Мы устроились на медвежьей полости перед камином и стали печь картошку в золе. Гумилев посыпал солью, единственной тогда приправой к картошке, поленья в печке, чтобы они “трещали, как в сказках Андерсена”.
В кабинете было полутемно, тени скользили и тянулись по стенам и потолку, и косоглазое лицо Гумилева, освещенное красным пляшущим отсветом, чем-то напоминало мне никогда мной не виданную Кикимору, и мне казалось, что голос его звучит тоже по-кикиморски.
– Через всю комнату протянута веревка, как для сушки белья. “Они” – то есть Кикимора и прочая нечисть – все пристроены на ней. А за письменным столом сидит Алексей Михайлович, подвязав длинный хвост. Без хвоста он и писать не садится. Не верите? А я сам видел!
Голос его падает до шепота.
– Я как-то зашел к ним. Открыла мне Серафима Павловна. Сейчас же, как всегда, стала “чайком поить”. Она такая пышная, белая, как сдобная булка. С ней и пустой чай пить вкусно. “А Алексей Ремизов пишет. Пойдите позовите его. Он вас любит”.
Я пошел. Открываю тихо дверь, чтобы не помешать, и вижу – собственными глазами вижу: Ремизов сидит за столом, спиной ко мне, размахивая хвостом справа налево, слева направо. На табурете сидит, хвост высоко равномерно взлетает в воздух, будто мух отгоняет. А на веревке Кикимора и вся нечисть пляшут, кувыркаются. Я понял – вдохновение снизошло. Мешать, боже упаси! Закрыл дверь и на носках вернулся к Серафиме Павловне. Так в тот раз и не дождался Алексея Михайловича.

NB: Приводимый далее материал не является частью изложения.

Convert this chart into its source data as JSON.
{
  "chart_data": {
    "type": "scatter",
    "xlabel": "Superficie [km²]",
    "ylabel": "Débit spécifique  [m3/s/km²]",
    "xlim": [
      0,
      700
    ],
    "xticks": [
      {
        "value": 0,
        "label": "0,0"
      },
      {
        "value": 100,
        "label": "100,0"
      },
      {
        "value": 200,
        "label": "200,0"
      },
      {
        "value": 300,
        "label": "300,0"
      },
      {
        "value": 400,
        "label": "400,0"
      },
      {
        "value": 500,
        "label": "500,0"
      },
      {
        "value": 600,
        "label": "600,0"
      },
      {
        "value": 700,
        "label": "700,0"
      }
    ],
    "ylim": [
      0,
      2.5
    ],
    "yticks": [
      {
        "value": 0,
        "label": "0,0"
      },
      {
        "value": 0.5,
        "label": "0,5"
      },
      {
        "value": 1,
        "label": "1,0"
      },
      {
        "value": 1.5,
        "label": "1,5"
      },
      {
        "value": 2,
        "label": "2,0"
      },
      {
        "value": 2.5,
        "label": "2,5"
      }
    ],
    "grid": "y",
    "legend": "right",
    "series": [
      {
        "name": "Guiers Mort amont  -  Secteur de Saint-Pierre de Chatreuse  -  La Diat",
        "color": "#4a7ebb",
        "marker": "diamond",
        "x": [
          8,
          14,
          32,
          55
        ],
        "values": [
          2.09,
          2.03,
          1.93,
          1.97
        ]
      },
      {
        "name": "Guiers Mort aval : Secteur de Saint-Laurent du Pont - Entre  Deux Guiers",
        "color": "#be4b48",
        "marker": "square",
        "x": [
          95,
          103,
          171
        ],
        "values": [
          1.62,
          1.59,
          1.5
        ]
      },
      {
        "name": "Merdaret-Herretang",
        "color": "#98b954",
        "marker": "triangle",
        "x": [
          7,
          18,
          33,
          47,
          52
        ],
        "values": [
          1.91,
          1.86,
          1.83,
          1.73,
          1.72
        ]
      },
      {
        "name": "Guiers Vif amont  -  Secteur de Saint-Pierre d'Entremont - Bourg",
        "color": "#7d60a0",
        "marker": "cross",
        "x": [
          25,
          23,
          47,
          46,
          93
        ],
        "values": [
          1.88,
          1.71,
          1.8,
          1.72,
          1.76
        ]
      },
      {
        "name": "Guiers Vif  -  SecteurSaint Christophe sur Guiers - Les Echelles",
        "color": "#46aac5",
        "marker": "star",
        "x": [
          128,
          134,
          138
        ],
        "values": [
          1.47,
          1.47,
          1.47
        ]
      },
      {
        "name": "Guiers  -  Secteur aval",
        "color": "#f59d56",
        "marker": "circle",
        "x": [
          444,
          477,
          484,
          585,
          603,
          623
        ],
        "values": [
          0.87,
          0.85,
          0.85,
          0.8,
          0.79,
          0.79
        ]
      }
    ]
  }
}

Косящий взгляд останавливается на мне.
– Неужели не верите? А ведь все это истинная правда. Такая же и даже бо́льшая, чем холод, голод и аресты. Стыдно не верить.

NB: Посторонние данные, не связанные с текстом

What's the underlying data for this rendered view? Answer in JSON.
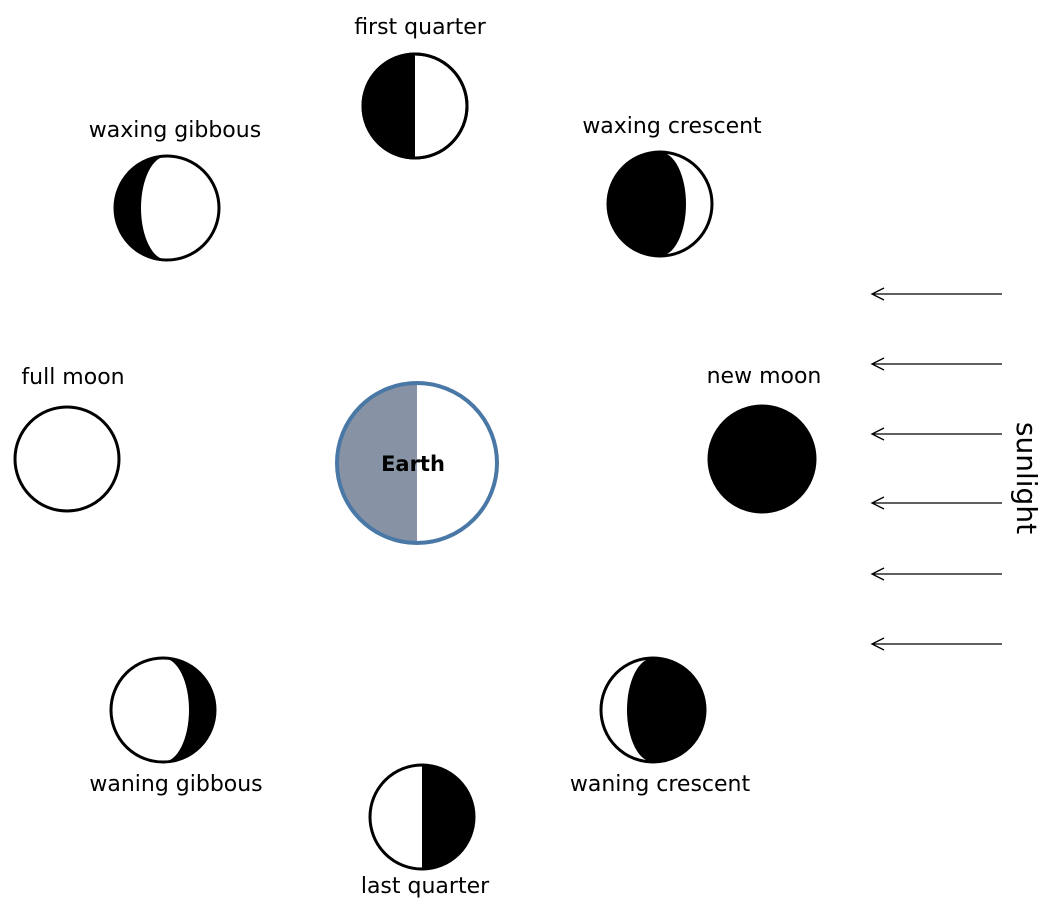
{
  "moons": [
    {
      "label": "first quarter"
    },
    {
      "label": "waxing gibbous"
    },
    {
      "label": "waxing crescent"
    },
    {
      "label": "full moon"
    },
    {
      "label": "new moon"
    },
    {
      "label": "waning gibbous"
    },
    {
      "label": "waning crescent"
    },
    {
      "label": "last quarter"
    }
  ],
  "earth": {
    "label": "Earth"
  },
  "sunlight": {
    "label": "sunlight"
  }
}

Гумилев достает из кармана пиджака ярко разрисованный картонный квадратик.
– Знак Обезьяньего достоинства, – объясняет он. – Ремизов просил передать вам вместе с грамотой Обезьяньего царя Асыки. Здесь все сказано. По молодости лет он вас произвел только в оруженосцы. В моего оруженосца.

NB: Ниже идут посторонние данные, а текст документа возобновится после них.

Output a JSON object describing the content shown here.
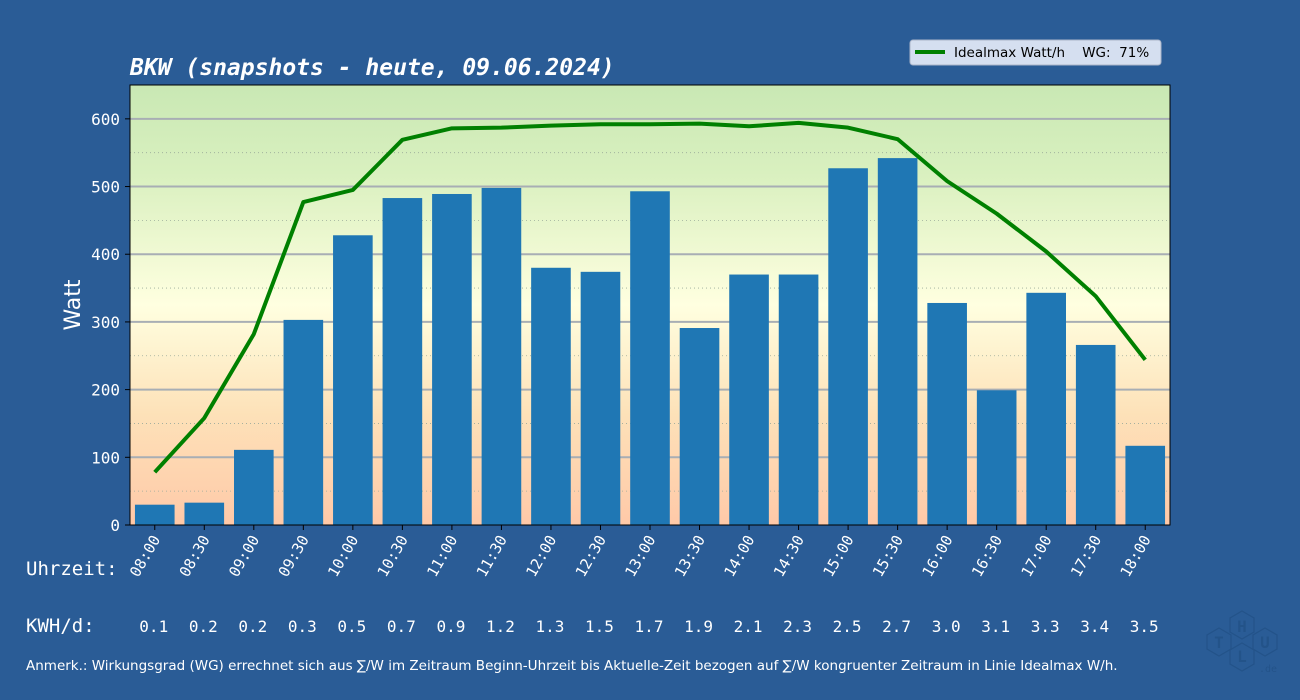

В грамоте – изумительном произведении графического искусства – действительно “все было сказано” витиеватым обезьяньим стилем. Этот орден стал предметом моей гордости и зависти “Серапионовых братьев” и прочих молодых писателей. Все мы безгранично уважали Ремизова. Помню, меня шутя “с монаршей милостью” поздравили и Замятин, и Георгий Иванов, и Лозинский. Вспоминаю об этом, чтобы подчеркнуть, как в литературных кругах, близких к Гумилеву и Цеху, чтили Ремизова.
* * *
В конце лета 1920 года Гумилев решил “расширить сферу своей деятельности” и взяться за уже создавших себе имя молодых поэтов.
Первая лекция была назначена 20 августа в Доме искусств.
На ней я присутствовала уже не в качестве кандидата, а как молодой поэт – и тоже, как и в Цехе потом, была здесь единственной женщиной.
Слушать Гумилева собрались Георгий Адамович, только что приехавший на несколько дней в Петербург, и неразлучный с ним Георгий Иванов, “два Жоржика”, как их называли.
Кроме них Оцуп, Нельдихен, если не ошибаюсь, Всеволод Рождественский, какой-то молодой латышский поэт в военной форме и несколько членов только что основанного Союза поэтов – имен их я не запомнила.
Все происходило по-домашнему – и лектор, и слушатели сидели за одним и тем длинным столом.
Тут, как в “Живом слове” когда-то, совместно писали стихи.
На первой лекции к следующему разу было задано стихотворение о бульдоге со сложным чередованием четырехстопных и двустопных хореев.
К моему удивлению, оказалось, что молодые поэты не так уж сильны и в теории стихосложения, и что у них очень смутные понятия даже о такой общепринятой форме стиха, как сонет, и что им неизвестно, что такое рифмоид, анакруза и т. д. И они мало интересуются всей этой премудростью.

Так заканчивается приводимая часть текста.